Earlier works in the area (Wolff et al 2010 [47], Danbjørg and Birkelund 2011 [48]) illustrate the overly reductionist approach citing ‘hygiene skills’ or ‘central venous line management skills’. The perceptions of newly graduating RN’s illustrates their wish to be able to perform as many of the skills as possible but realising that they will need to learn the art of nursing as they work in the role of the registered nurse in whichever practice setting they find themselves located (Danbjørg and Birkelund 2011 [48]).

There are implications for nursing education; the duration of the course of study is an important area to consider. The amount of time is limited within any academic and practice based programme and so curriculum design as well as appropriate pedagogy need to reflect clear empirically derived content. If every item that was raised was to be added to the programme then the course of study would be significantly and unreasonable increased. The thirty skills areas reflect the complexity and artistry of nursing practice without reducing nursing to a list of skills. This in tandem with the numerous comments indicating that students, as they progress through an eligibility to practice programme, need to prepare and develop skills that will provide a foundation for future learning and practice is critical to the new graduate RN.

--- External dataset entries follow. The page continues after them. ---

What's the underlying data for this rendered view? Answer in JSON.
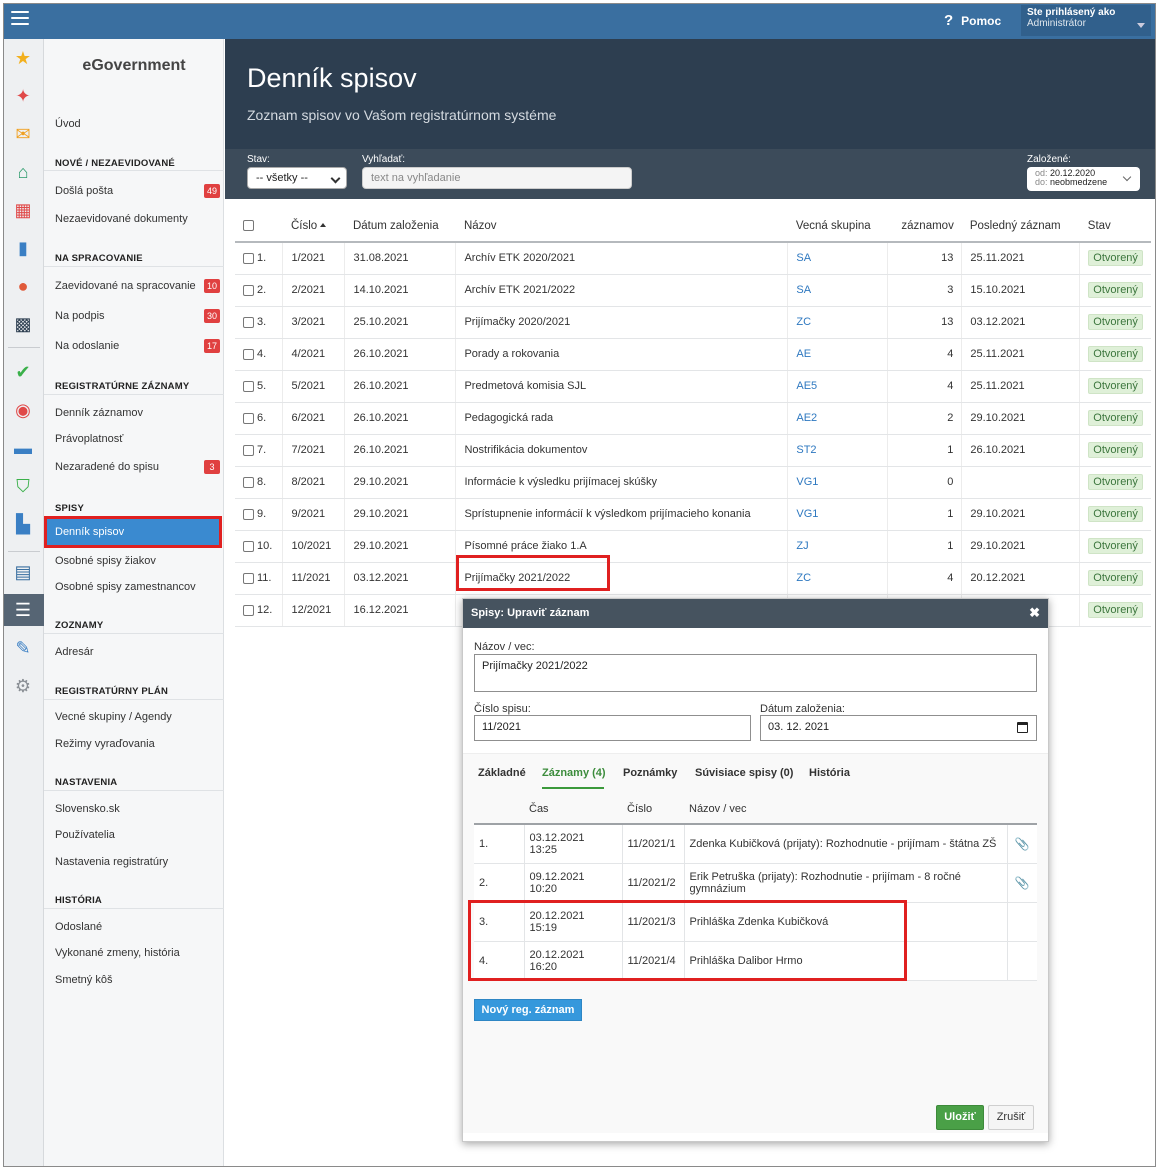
{
  "topbar": {
    "help_label": "Pomoc",
    "user_line1": "Ste prihlásený ako",
    "user_line2": "Administrátor"
  },
  "sidebar": {
    "brand": "eGovernment",
    "home": "Úvod",
    "sections": {
      "new": "NOVÉ / NEZAEVIDOVANÉ",
      "processing": "NA SPRACOVANIE",
      "records": "REGISTRATÚRNE ZÁZNAMY",
      "files": "SPISY",
      "lists": "ZOZNAMY",
      "plan": "REGISTRATÚRNY PLÁN",
      "settings": "NASTAVENIA",
      "history": "HISTÓRIA"
    },
    "items": {
      "incoming_mail": "Došlá pošta",
      "incoming_mail_count": "49",
      "unregistered_docs": "Nezaevidované dokumenty",
      "to_process": "Zaevidované na spracovanie",
      "to_process_count": "10",
      "to_sign": "Na podpis",
      "to_sign_count": "30",
      "to_send": "Na odoslanie",
      "to_send_count": "17",
      "records_journal": "Denník záznamov",
      "validity": "Právoplatnosť",
      "unassigned": "Nezaradené do spisu",
      "unassigned_count": "3",
      "files_journal": "Denník spisov",
      "student_files": "Osobné spisy žiakov",
      "employee_files": "Osobné spisy zamestnancov",
      "address_book": "Adresár",
      "subject_groups": "Vecné skupiny / Agendy",
      "disposal_modes": "Režimy vyraďovania",
      "slovensko": "Slovensko.sk",
      "users": "Používatelia",
      "registry_settings": "Nastavenia registratúry",
      "sent": "Odoslané",
      "changes_history": "Vykonané zmeny, história",
      "trash": "Smetný kôš"
    }
  },
  "header": {
    "title": "Denník spisov",
    "subtitle": "Zoznam spisov vo Vašom registratúrnom systéme"
  },
  "filters": {
    "stav_label": "Stav:",
    "stav_value": "-- všetky --",
    "search_label": "Vyhľadať:",
    "search_placeholder": "text na vyhľadanie",
    "created_label": "Založené:",
    "from_key": "od:",
    "from_value": "20.12.2020",
    "to_key": "do:",
    "to_value": "neobmedzene"
  },
  "table": {
    "headers": [
      "Číslo",
      "Dátum založenia",
      "Názov",
      "Vecná skupina",
      "záznamov",
      "Posledný záznam",
      "Stav"
    ],
    "rows": [
      {
        "idx": "1.",
        "cislo": "1/2021",
        "datum": "31.08.2021",
        "nazov": "Archív ETK 2020/2021",
        "skupina": "SA",
        "zaznamov": "13",
        "posledny": "25.11.2021",
        "stav": "Otvorený"
      },
      {
        "idx": "2.",
        "cislo": "2/2021",
        "datum": "14.10.2021",
        "nazov": "Archív ETK 2021/2022",
        "skupina": "SA",
        "zaznamov": "3",
        "posledny": "15.10.2021",
        "stav": "Otvorený"
      },
      {
        "idx": "3.",
        "cislo": "3/2021",
        "datum": "25.10.2021",
        "nazov": "Prijímačky 2020/2021",
        "skupina": "ZC",
        "zaznamov": "13",
        "posledny": "03.12.2021",
        "stav": "Otvorený"
      },
      {
        "idx": "4.",
        "cislo": "4/2021",
        "datum": "26.10.2021",
        "nazov": "Porady a rokovania",
        "skupina": "AE",
        "zaznamov": "4",
        "posledny": "25.11.2021",
        "stav": "Otvorený"
      },
      {
        "idx": "5.",
        "cislo": "5/2021",
        "datum": "26.10.2021",
        "nazov": "Predmetová komisia SJL",
        "skupina": "AE5",
        "zaznamov": "4",
        "posledny": "25.11.2021",
        "stav": "Otvorený"
      },
      {
        "idx": "6.",
        "cislo": "6/2021",
        "datum": "26.10.2021",
        "nazov": "Pedagogická rada",
        "skupina": "AE2",
        "zaznamov": "2",
        "posledny": "29.10.2021",
        "stav": "Otvorený"
      },
      {
        "idx": "7.",
        "cislo": "7/2021",
        "datum": "26.10.2021",
        "nazov": "Nostrifikácia dokumentov",
        "skupina": "ST2",
        "zaznamov": "1",
        "posledny": "26.10.2021",
        "stav": "Otvorený"
      },
      {
        "idx": "8.",
        "cislo": "8/2021",
        "datum": "29.10.2021",
        "nazov": "Informácie k výsledku prijímacej skúšky",
        "skupina": "VG1",
        "zaznamov": "0",
        "posledny": "",
        "stav": "Otvorený"
      },
      {
        "idx": "9.",
        "cislo": "9/2021",
        "datum": "29.10.2021",
        "nazov": "Sprístupnenie informácií k výsledkom prijímacieho konania",
        "skupina": "VG1",
        "zaznamov": "1",
        "posledny": "29.10.2021",
        "stav": "Otvorený"
      },
      {
        "idx": "10.",
        "cislo": "10/2021",
        "datum": "29.10.2021",
        "nazov": "Písomné práce žiako 1.A",
        "skupina": "ZJ",
        "zaznamov": "1",
        "posledny": "29.10.2021",
        "stav": "Otvorený"
      },
      {
        "idx": "11.",
        "cislo": "11/2021",
        "datum": "03.12.2021",
        "nazov": "Prijímačky 2021/2022",
        "skupina": "ZC",
        "zaznamov": "4",
        "posledny": "20.12.2021",
        "stav": "Otvorený"
      },
      {
        "idx": "12.",
        "cislo": "12/2021",
        "datum": "16.12.2021",
        "nazov": "",
        "skupina": "",
        "zaznamov": "",
        "posledny": "",
        "stav": "Otvorený"
      }
    ]
  },
  "modal": {
    "title": "Spisy: Upraviť záznam",
    "name_label": "Názov / vec:",
    "name_value": "Prijímačky 2021/2022",
    "number_label": "Číslo spisu:",
    "number_value": "11/2021",
    "date_label": "Dátum založenia:",
    "date_value": "03. 12. 2021",
    "tabs": [
      "Základné",
      "Záznamy (4)",
      "Poznámky",
      "Súvisiace spisy (0)",
      "História"
    ],
    "records_headers": [
      "Čas",
      "Číslo",
      "Názov / vec"
    ],
    "records": [
      {
        "idx": "1.",
        "date": "03.12.2021",
        "time": "13:25",
        "cislo": "11/2021/1",
        "nazov": "Zdenka Kubičková (prijaty): Rozhodnutie - prijímam - štátna ZŠ",
        "clip": "📎"
      },
      {
        "idx": "2.",
        "date": "09.12.2021",
        "time": "10:20",
        "cislo": "11/2021/2",
        "nazov": "Erik Petruška (prijaty): Rozhodnutie - prijímam - 8 ročné gymnázium",
        "clip": "📎"
      },
      {
        "idx": "3.",
        "date": "20.12.2021",
        "time": "15:19",
        "cislo": "11/2021/3",
        "nazov": "Prihláška Zdenka Kubičková",
        "clip": ""
      },
      {
        "idx": "4.",
        "date": "20.12.2021",
        "time": "16:20",
        "cislo": "11/2021/4",
        "nazov": "Prihláška Dalibor Hrmo",
        "clip": ""
      }
    ],
    "new_record_button": "Nový reg. záznam",
    "save_button": "Uložiť",
    "cancel_button": "Zrušiť",
    "close": "✖"
  },
  "colors": {
    "topbar": "#3a6fa0",
    "header": "#2d3e50",
    "accent": "#3598dc",
    "highlight": "#e02020",
    "save": "#4aa047"
  }
}
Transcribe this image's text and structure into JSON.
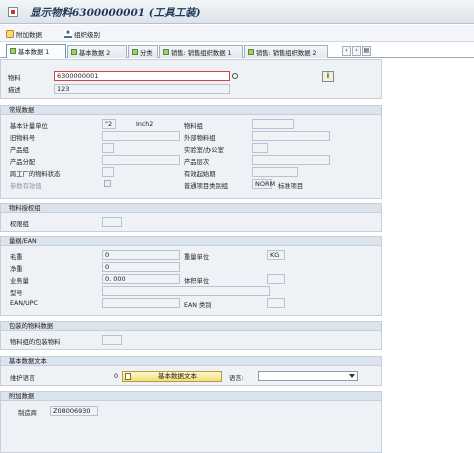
{
  "window": {
    "title": "显示物料6300000001 (工具工装)"
  },
  "toolbar": {
    "add_data_label": "附加数据",
    "org_levels_label": "组织级别"
  },
  "tabs": [
    {
      "label": "基本数据 1"
    },
    {
      "label": "基本数据 2"
    },
    {
      "label": "分类"
    },
    {
      "label": "销售: 销售组织数据 1"
    },
    {
      "label": "销售: 销售组织数据 2"
    }
  ],
  "header": {
    "material_label": "物料",
    "material_value": "6300000001",
    "description_label": "描述",
    "description_value": "123"
  },
  "general": {
    "title": "常规数据",
    "base_uom_label": "基本计量单位",
    "base_uom_value": "\"2",
    "base_uom_text": "Inch2",
    "old_material_label": "旧物料号",
    "product_group_label": "产品组",
    "product_alloc_label": "产品分配",
    "cross_plant_status_label": "跨工厂的物料状态",
    "ref_valid_label": "参数有效值",
    "material_group_label": "物料组",
    "ext_material_group_label": "外部物料组",
    "lab_office_label": "实验室/办公室",
    "product_hierarchy_label": "产品层次",
    "valid_from_label": "有效起始期",
    "item_cat_group_label": "普通项目类别组",
    "item_cat_group_value": "NORM",
    "item_cat_group_text": "标准项目"
  },
  "authorization": {
    "title": "物料授权组",
    "auth_group_label": "权限组"
  },
  "dimensions": {
    "title": "量纲/EAN",
    "gross_weight_label": "毛重",
    "gross_weight_value": "0",
    "weight_unit_label": "重量单位",
    "weight_unit_value": "KG",
    "net_weight_label": "净重",
    "net_weight_value": "0",
    "volume_label": "业务量",
    "volume_value": "0. 000",
    "volume_unit_label": "体积单位",
    "size_label": "型号",
    "ean_label": "EAN/UPC",
    "ean_category_label": "EAN 类别"
  },
  "packaging": {
    "title": "包装的物料数据",
    "pack_group_label": "物料组的包装物料"
  },
  "basic_text": {
    "title": "基本数据文本",
    "maint_lang_label": "维护语言",
    "maint_lang_value": "0",
    "button_label": "基本数据文本",
    "language_label": "语言:"
  },
  "additional": {
    "title": "附加数据",
    "manufacturer_label": "制造商",
    "manufacturer_value": "Z08006930"
  },
  "icons": {
    "window": "sap-window-icon",
    "add_data": "add-data-icon",
    "org_levels": "org-levels-icon",
    "info": "info-icon",
    "text": "text-editor-icon"
  }
}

There are also implications for practice; suggesting that student nurses need to be given greater opportunities within their programmes of study to explore and practice in a safe and supportive environment the thirty skills areas in order to better prepare them for practice.

Relevance to practice

Nursing is a practice based discipline and as such the skills that nurses need to demonstrate in their practice require careful definition and clarification so that both the student and then the assessor in practice and simulation can be clear on what is expected of an RN. Finally the client and patients and their families also need to be aware of what they can expect of a qualified RN in practice – this work begins that exploration.

Limitations of the study

This study based the modified Delphi survey on what was claimed to be taught in pre-registration nursing programmes in Australia rather than invite respondents through the survey to identify what they thought was appropriate – this may have influenced the respondents. Secondly nursing is such a practical profession, and as here in Australia, nurses are comprehensively prepared the drive towards the competency based framework may lead respondents to believe that ‘skills’ alone are not important – this work begins to explore the connection between skills and competence and as such need further exploration.

The complex participant population in which nurses have more than one role makes it difficult to clearly articulate data around clinical backgrounds. This population reflected that diversity but there were still a relatively high population of acute care nurses.

Respondents, as one would expect, reflected their own clinical background and interests. This however did not detract from what could be reasonably expected of a comprehensively prepared new graduate nurse in practice.

Ethics and consent

Ethical approval was sought and granted from the University of Wollongong Human Research Ethics Committee (Approval no. HE08/142).

Consent to publish

Not Applicable.

Availability of data and materials

Detailed data will not be shared due to the confidential nature of the way that the data has been managed.